Wednesday, November 1, 2017

Tabletop Games

As society plunged into the new dark ages, one of the few means of recreation was tabletop game. Cheap and not requiring electricity, tabletop games also evoke a sort of anachronistic, recursive nostalgia. They remind people of "good old days"' while still being intelligible to current circumstances. However, in Medieval America, all but Chess have a pretty shady rep and are discouraged by the clergy, and even so!even of the most innocuous card and board games are the equivalent to our lurid video games or pornography. (Some cards and game pieces are in fact, pornographic) Soldiers will dispose of their playing cards before battle, so families or pries to won't find them on their person. "Losing their cards" has become a colloquialism for sanitizng a dead person's past.

Chess is ever popular, and is actually one of the more intellectual pursuits for Warlords, as it teaches strategy, patience, and respect for one's opponent. It also stereotypes a Chess player as more of a rich, landed bro as opposed to an egghead per se. The poorer will play Checkers, and Chess vs Checkers is sometimes used to distinguish the knight vs mercenary stratification.

While most of Europe has to back o their own varying, sometimes esoteric suits (like  Three of Dogs), American card players stick to the standardized suit of hearts-clubs-diamonds-spades. However, card decks in the new Middle Ages tend to be smaller in size, as it's creates more work from the cardmaker, and people don't really feel like counting beyond 8. Cards tend to be byproducts of book making, so one is more likely to find them in Portland or Buffalo.

Of all the Parker Bros era books, Clue is the most popular.

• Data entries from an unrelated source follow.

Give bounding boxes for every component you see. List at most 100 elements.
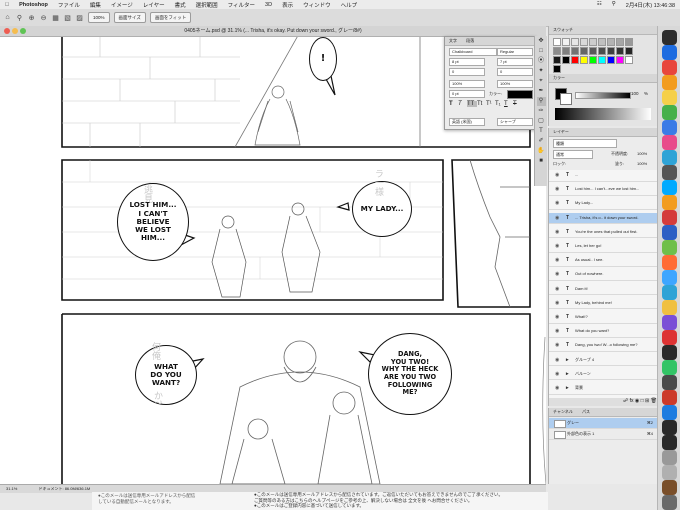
channel-row[interactable]: グレー ⌘2 (549, 418, 657, 429)
visibility-eye-icon[interactable]: ◉ (555, 269, 559, 280)
antialias-select[interactable]: シャープ (497, 118, 533, 126)
wifi-icon[interactable]: ☷ (597, 1, 602, 9)
layer-row[interactable]: ◉ T Dang, you two! W...o following me? (549, 340, 657, 352)
swatch-18[interactable] (553, 56, 561, 64)
fx-icon[interactable]: fx (630, 398, 634, 404)
menu-3d[interactable]: 3D (265, 2, 272, 8)
visibility-eye-icon[interactable]: ◉ (555, 255, 559, 266)
dock-app-icon[interactable] (662, 45, 677, 60)
tab-channels[interactable]: チャンネル (553, 409, 573, 414)
layer-row[interactable]: ◉ T My Lady... (549, 198, 657, 210)
layer-row[interactable]: ◉ T Dam it! (549, 284, 657, 296)
underline-button[interactable]: T (504, 101, 513, 107)
swatch-23[interactable] (598, 56, 606, 64)
dock-app-icon[interactable] (662, 165, 677, 180)
pen-tool-icon[interactable]: ✐ (537, 137, 546, 146)
swatch-10[interactable] (562, 47, 570, 55)
visibility-eye-icon[interactable]: ◉ (555, 198, 559, 209)
close-window-icon[interactable] (4, 28, 10, 34)
color-swap-icon[interactable]: ■ (537, 157, 546, 166)
font-size-field[interactable]: 8 pt (449, 58, 485, 66)
layer-row[interactable]: ◉ T You're the ones that pulled out first. (549, 227, 657, 239)
layer-row[interactable]: ◉ T What do you want? (549, 326, 657, 338)
blend-mode-select[interactable]: 通常 (553, 150, 593, 159)
layer-row[interactable]: ◉ T Les, let her go! (549, 241, 657, 253)
swatch-13[interactable] (589, 47, 597, 55)
dock-app-icon[interactable] (662, 360, 677, 375)
swatch-19[interactable] (562, 56, 570, 64)
layer-row[interactable]: ◉ T ... Trisha, it's o.. it down your swor… (549, 212, 657, 225)
swatch-3[interactable] (580, 38, 588, 46)
tracking-field[interactable]: 0 (497, 68, 533, 76)
menu-window[interactable]: ウィンドウ (303, 1, 331, 9)
swatch-0[interactable] (553, 38, 561, 46)
fill-value[interactable]: 100% (637, 161, 647, 166)
baseline-shift-field[interactable]: 0 pt (449, 90, 485, 98)
all-caps-button[interactable]: TT (467, 101, 477, 107)
visibility-eye-icon[interactable]: ◉ (555, 227, 559, 238)
dock-app-icon[interactable] (662, 315, 677, 330)
tab-paragraph[interactable]: 段落 (466, 38, 474, 43)
faux-bold-button[interactable]: T (449, 101, 458, 107)
dock-app-icon[interactable] (662, 420, 677, 435)
zoom-tool-icon[interactable]: ⚲ (15, 13, 24, 22)
menu-select[interactable]: 選択範囲 (196, 1, 218, 9)
visibility-eye-icon[interactable]: ◉ (555, 369, 559, 380)
swatch-2[interactable] (571, 38, 579, 46)
swatch-21[interactable] (580, 56, 588, 64)
dock-app-icon[interactable] (662, 210, 677, 225)
dock-app-icon[interactable] (662, 30, 677, 45)
swatch-24[interactable] (607, 56, 615, 64)
dock-app-icon[interactable] (662, 435, 677, 450)
dock-app-icon[interactable] (662, 450, 677, 465)
swatch-5[interactable] (598, 38, 606, 46)
font-style-select[interactable]: Regular (497, 48, 533, 56)
visibility-eye-icon[interactable]: ◉ (555, 284, 559, 295)
dock-app-icon[interactable] (662, 255, 677, 270)
zoom-in-icon[interactable]: ⊕ (27, 13, 36, 22)
layer-row[interactable]: ◉ T Out of nowhere. (549, 269, 657, 281)
maximize-window-icon[interactable] (20, 28, 26, 34)
swatch-27[interactable] (553, 65, 561, 73)
visibility-eye-icon[interactable]: ◉ (555, 184, 559, 195)
visibility-eye-icon[interactable]: ◉ (555, 326, 559, 337)
zoom-all-icon[interactable]: ▧ (63, 13, 72, 22)
dock-app-icon[interactable] (662, 60, 677, 75)
menu-image[interactable]: イメージ (111, 1, 133, 9)
crop-tool-icon[interactable]: ⌖ (537, 77, 546, 86)
clock[interactable]: 2月4日(木) 13:46:38 (626, 1, 675, 9)
visibility-eye-icon[interactable]: ◉ (555, 170, 559, 181)
dock-app-icon[interactable] (662, 330, 677, 345)
swatch-1[interactable] (562, 38, 570, 46)
minimize-window-icon[interactable] (12, 28, 18, 34)
horizontal-scale-field[interactable]: 100% (497, 80, 533, 88)
layer-row[interactable]: ◉ T My Lady, behind me! (549, 298, 657, 310)
dock-app-icon[interactable] (662, 495, 677, 510)
resize-windows-icon[interactable]: ▦ (51, 13, 60, 22)
swatch-9[interactable] (553, 47, 561, 55)
new-layer-icon[interactable]: ⊞ (645, 398, 649, 404)
faux-italic-button[interactable]: T (458, 101, 467, 107)
scrubby-zoom-icon[interactable]: ▨ (75, 13, 84, 22)
home-icon[interactable]: ⌂ (3, 13, 12, 22)
subscript-button[interactable]: T₁ (495, 101, 504, 107)
menu-filter[interactable]: フィルター (228, 1, 255, 9)
lasso-tool-icon[interactable]: ⦿ (537, 57, 546, 66)
visibility-eye-icon[interactable]: ◉ (555, 340, 559, 351)
dock-app-icon[interactable] (662, 270, 677, 285)
dock-app-icon[interactable] (662, 240, 677, 255)
zoom-out-icon[interactable]: ⊖ (39, 13, 48, 22)
dock-app-icon[interactable] (662, 135, 677, 150)
marquee-tool-icon[interactable]: □ (537, 47, 546, 56)
new-group-icon[interactable]: □ (641, 398, 644, 404)
swatch-12[interactable] (580, 47, 588, 55)
layer-row[interactable]: ◉ T... (549, 170, 657, 182)
dock-app-icon[interactable] (662, 480, 677, 495)
zoom-tool-active-icon[interactable]: ⚲ (536, 97, 546, 106)
brush-tool-icon[interactable]: ✑ (537, 107, 546, 116)
dock-app-icon[interactable] (662, 225, 677, 240)
swatch-25[interactable] (616, 56, 624, 64)
dock-app-icon[interactable] (662, 75, 677, 90)
dock-app-icon[interactable] (662, 180, 677, 195)
dock-app-icon[interactable] (662, 120, 677, 135)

This is because the Christiesque atmosphere is both familiar yet exotic to Medieval Americans, and because it's a relatively simple game in both instructions and resources. The gun is replaced with a poisoned chalice, and because of the game, 20th century denizens have a reputation of being quite murderous.

Dungeons and Dragons is sometimes played, and mistakenly believed to date back to the original Middle Ages. It's actually much more simplified and even standardized, as people don't have he time or means to keep track of hundreds of monster stats. Monsters are placed throughout a maze (a dragon is always the center), and ranked on a scale of one to six. (Codifying this can be a source of much argument) No prestige classes, the lineup is usually confined to fighter, healer, magician, archer and thief. No more, no less.